My daughter is 2.5. She's currently being tested for high functioning autism, if that factors in. She doesn't speak much or pay a huge amount of attention to many things.
So, she has a toy that she likes. It plays music, and it counts from 1 - 10 in both English and Spanish. Today, she was pushing the numbers and counting. She counted along with they toy from 1 - 7 and then when she pushed "8", it wouldn't work and she flipped out. She doesn't throw temper tantrums-- but she was really upset. Falling out on the porch and screaming and crying. She kept bringing it back to me and retrying it and then getting upset again because the 8 wouldn't play.
I went and told DH and said that I thought I'd go to Walmart and pick her up a new one. Or a similar one. Something that counts and sings anyway. He doesn't want me to and I'm just spoiling her by giving her what she wants when she gets all upset.
And yes, I do spoil them on occasion. But on the other hand, there are very few things that she's really interested in, and that get her to speak.
So. Second opinion anyone?
I would replace it.
yes id go get a new one
Replace now! I would talk to her and explain that when things break we don't throw fits or cry, we find the appropriate way to resolve the issue, and then give her another. If she is high functioning, that attachment could help her- at least it's educational.
I would replace it./ It's not like SHE threw it and broke it, it's not her fault it stopped working :(
I would if I could get it quickly and easily, like the store down the road.
I wouldn't if I ended up having to order it and wait for it to come in the mail.
This is assuming that it is in your budget right now.
I would replace it, my daughter is 3, has a speech delay and a sensory processing disorder and her princess wand broke and she was heartbroken it was one of the only things she played with so we went and bought a new one.
Absolutely go and replace it. Also, since its walmart...if you bring in the broken one theyll probably just let you do an exchange!
I would. Shes non verbal right now and she was extremely frustrated that the toy not only wouldnt work and that she couldnt tell you that it wouldnt work. She doesnt realize how to ask for help yet.
How would your husband feel in that situation if he didnt know how to communicate or there was something holding him back from being able to?
we suspect my son has an ASD and I have had to do this many times for him. Some of his "special" toys we own a few of them just in case one breaks. It's not spoiling, it's providing an outlet for their sensory overloads.
I agree, I would replace it. its not like she intentionally broke it, and since she doesnt really have the skills to express her disappointment, she got upset, which is normal. She wasnt throwing a fit to be naughty or get her way, its just the only way she knew how to express her emotions at that time.
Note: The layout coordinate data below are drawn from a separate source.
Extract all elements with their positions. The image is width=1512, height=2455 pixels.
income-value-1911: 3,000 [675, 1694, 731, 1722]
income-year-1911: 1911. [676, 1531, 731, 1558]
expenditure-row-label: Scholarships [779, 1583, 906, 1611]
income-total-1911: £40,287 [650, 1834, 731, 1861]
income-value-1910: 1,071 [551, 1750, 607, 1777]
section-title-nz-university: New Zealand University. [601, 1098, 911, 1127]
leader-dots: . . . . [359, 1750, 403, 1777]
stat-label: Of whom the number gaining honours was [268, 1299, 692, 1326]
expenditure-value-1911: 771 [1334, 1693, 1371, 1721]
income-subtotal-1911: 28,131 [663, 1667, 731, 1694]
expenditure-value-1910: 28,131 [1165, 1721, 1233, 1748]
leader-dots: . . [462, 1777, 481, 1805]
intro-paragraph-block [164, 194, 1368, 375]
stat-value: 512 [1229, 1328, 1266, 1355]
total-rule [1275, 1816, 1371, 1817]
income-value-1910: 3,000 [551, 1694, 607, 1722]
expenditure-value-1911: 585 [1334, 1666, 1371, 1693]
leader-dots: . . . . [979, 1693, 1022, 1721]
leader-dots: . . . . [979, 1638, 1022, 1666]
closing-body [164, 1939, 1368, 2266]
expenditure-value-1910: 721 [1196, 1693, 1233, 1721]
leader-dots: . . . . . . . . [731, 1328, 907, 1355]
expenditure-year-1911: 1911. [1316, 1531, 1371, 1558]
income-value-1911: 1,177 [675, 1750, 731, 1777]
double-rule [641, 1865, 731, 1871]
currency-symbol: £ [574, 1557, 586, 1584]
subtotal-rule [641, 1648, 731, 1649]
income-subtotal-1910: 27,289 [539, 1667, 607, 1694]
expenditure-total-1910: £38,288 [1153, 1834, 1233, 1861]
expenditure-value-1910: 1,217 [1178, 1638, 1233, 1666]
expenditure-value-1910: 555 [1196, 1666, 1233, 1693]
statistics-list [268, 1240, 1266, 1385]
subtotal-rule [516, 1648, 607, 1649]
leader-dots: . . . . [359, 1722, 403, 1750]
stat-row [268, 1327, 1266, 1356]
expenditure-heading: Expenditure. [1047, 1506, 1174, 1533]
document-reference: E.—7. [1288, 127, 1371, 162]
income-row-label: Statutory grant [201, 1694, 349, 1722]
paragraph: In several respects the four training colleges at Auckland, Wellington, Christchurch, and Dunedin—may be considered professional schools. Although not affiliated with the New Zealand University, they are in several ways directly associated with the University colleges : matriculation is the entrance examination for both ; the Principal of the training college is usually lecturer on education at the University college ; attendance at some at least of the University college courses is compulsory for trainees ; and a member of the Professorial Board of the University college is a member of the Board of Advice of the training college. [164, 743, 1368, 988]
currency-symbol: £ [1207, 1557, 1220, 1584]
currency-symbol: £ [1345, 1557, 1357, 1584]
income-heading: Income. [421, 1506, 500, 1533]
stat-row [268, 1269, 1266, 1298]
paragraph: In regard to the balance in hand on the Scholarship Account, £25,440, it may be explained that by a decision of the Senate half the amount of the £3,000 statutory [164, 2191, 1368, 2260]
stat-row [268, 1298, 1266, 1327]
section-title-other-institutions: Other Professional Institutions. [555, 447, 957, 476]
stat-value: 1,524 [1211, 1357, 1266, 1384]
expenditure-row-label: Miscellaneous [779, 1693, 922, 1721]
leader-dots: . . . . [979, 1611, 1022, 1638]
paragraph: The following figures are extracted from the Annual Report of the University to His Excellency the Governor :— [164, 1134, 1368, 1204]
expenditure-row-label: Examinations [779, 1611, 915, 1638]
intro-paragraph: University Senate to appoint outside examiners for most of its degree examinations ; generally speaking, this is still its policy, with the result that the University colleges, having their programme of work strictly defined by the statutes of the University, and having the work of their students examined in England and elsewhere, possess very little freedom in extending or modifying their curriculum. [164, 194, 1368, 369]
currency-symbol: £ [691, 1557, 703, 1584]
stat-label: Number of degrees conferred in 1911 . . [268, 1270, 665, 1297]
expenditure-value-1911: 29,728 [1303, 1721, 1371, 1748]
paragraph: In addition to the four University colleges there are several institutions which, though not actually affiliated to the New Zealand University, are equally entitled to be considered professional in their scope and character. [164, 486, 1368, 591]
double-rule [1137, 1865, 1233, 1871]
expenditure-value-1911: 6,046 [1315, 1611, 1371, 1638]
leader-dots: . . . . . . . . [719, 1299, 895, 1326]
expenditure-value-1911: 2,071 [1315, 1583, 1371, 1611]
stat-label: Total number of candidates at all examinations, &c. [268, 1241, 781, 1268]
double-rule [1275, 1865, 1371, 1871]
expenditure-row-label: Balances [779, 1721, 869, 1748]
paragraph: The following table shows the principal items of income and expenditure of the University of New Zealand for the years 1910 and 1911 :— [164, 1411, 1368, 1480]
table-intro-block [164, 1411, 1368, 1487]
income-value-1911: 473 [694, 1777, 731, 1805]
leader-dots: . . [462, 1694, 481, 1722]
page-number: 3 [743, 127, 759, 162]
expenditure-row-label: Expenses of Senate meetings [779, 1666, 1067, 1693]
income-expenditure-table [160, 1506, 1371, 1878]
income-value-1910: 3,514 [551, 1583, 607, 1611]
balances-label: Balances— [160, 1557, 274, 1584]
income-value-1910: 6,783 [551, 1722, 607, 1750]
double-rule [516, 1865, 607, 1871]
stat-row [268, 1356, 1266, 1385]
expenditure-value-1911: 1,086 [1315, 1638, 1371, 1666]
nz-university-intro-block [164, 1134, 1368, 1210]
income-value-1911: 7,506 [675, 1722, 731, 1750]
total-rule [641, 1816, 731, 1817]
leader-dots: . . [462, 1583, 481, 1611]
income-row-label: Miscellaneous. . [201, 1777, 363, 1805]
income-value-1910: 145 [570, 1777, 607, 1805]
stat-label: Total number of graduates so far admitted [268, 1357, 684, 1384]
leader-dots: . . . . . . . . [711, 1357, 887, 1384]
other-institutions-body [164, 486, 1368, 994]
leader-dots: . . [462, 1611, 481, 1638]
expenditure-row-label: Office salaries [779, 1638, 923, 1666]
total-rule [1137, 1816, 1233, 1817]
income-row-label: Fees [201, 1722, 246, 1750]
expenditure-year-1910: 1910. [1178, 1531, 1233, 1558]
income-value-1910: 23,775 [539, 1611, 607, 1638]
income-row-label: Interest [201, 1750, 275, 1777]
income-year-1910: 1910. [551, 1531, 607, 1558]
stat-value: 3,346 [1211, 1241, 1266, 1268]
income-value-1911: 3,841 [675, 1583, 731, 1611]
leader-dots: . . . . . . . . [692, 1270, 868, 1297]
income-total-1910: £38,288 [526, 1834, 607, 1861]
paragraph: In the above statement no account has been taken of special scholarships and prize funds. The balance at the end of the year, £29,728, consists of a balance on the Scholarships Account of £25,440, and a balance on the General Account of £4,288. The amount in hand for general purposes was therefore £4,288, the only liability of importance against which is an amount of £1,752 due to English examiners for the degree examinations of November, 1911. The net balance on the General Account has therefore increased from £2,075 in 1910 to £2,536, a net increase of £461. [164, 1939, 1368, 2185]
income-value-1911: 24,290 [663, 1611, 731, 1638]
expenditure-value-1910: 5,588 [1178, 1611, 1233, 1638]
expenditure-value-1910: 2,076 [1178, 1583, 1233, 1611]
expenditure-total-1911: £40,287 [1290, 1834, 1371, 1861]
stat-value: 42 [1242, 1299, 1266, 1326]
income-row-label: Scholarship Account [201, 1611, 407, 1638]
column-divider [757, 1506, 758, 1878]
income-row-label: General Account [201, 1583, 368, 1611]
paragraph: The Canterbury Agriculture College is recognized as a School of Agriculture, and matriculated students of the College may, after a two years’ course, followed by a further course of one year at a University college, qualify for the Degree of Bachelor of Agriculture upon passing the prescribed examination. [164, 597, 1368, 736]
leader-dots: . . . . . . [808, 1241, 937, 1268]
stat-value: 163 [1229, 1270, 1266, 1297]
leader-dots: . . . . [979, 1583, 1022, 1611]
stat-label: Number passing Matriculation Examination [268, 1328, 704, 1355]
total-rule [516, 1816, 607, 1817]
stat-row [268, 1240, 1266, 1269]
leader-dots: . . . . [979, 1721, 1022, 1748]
Replace it... swap the broken one for the new one while she's asleep and go about your business like it was never broken.
Okay, thank you!!
I feel like he doesn't really understand what it's like for her. She hardly speaks at all and doesn't understand reasoning yet. I just wanted to make sure I wasn't being stupid by going and replacing it anyway.
Quoting ♡Sarah♡ + 2:" I would. Shes non verbal right now and she was extremely frustrated that the toy not only wouldnt work ... [snip!] ... husband feel in that situation if he didnt know how to communicate or there was something holding him back from being able to?"
That's a really great point. I think I'm going to mention that to him.